As Europeans settled in America, in the 16th century, they imported enslaved African workers. As settlements grew so did the demand for slaves. Over the next 300 years, close to eleven million enslaved people were transported across the Atlantic Ocean from Africa to America and the West Indies, with Britain leading this trade from the mid 17th century. Ports such as Bristol, Liverpool and Glasgow sent out many slave ships each year, bringing great prosperity to their owners. Many other cities also grew rich on the profits of industries which depended on slave-produced materials such as cotton, sugar and tobacco.

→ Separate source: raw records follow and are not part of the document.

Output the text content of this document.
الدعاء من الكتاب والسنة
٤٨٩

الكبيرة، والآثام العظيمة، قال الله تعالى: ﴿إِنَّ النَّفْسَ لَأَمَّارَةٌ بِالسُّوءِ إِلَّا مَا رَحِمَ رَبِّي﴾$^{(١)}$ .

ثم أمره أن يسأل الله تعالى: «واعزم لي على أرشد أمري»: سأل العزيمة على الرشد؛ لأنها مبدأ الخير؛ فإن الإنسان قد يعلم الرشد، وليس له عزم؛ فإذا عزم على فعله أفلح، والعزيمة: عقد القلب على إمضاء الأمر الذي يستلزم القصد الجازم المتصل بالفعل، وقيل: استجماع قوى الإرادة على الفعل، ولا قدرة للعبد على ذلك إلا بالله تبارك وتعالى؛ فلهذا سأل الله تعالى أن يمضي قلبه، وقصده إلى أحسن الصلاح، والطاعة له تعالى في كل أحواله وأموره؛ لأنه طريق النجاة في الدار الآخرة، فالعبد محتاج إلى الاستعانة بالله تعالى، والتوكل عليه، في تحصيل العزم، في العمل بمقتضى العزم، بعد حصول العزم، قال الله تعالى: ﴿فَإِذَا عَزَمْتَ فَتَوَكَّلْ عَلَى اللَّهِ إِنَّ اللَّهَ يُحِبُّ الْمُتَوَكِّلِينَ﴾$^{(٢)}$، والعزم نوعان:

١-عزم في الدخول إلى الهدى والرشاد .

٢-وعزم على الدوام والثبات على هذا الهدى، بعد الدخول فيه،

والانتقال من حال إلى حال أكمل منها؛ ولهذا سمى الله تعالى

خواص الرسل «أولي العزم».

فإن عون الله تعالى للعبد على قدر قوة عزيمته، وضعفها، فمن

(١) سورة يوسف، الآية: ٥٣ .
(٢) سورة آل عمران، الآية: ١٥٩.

The call in Britain to abolish slavery began in the 1760’s supported by both black and white abolitionists. Pro-slavery campaigners argued that the slave trade was important to British economy and claimed that enslaved Africans were well treated. However frequent rebellions by enslaved Africans and evidence of the appalling conditions endured by them led to growing calls to abolish the slave trade. In 1807 Parliament passed an Act for the Abolition of the Slave Trade, which abolished the trade by Britain in enslaved people between Africa, the West Indies and America.
It was clear that enslaved people were being harshly treated and many resisted and rebelled against their enslavement. In 1833 Parliament passed a 2nd act to abolish slavery in the British West Indies, Canada and Southern Africa, making it illegal to buy or own a person. However, slavery continued in other parts of the British Empire including area’s run by the East India Company, Sri Lanka and St.Helena. From 1808 until 1869 the Royal Navy seized over 1600 slave ships, freeing some 150.000 Africans, despite this a further one million people were enslaved and transported throughout the 19th century.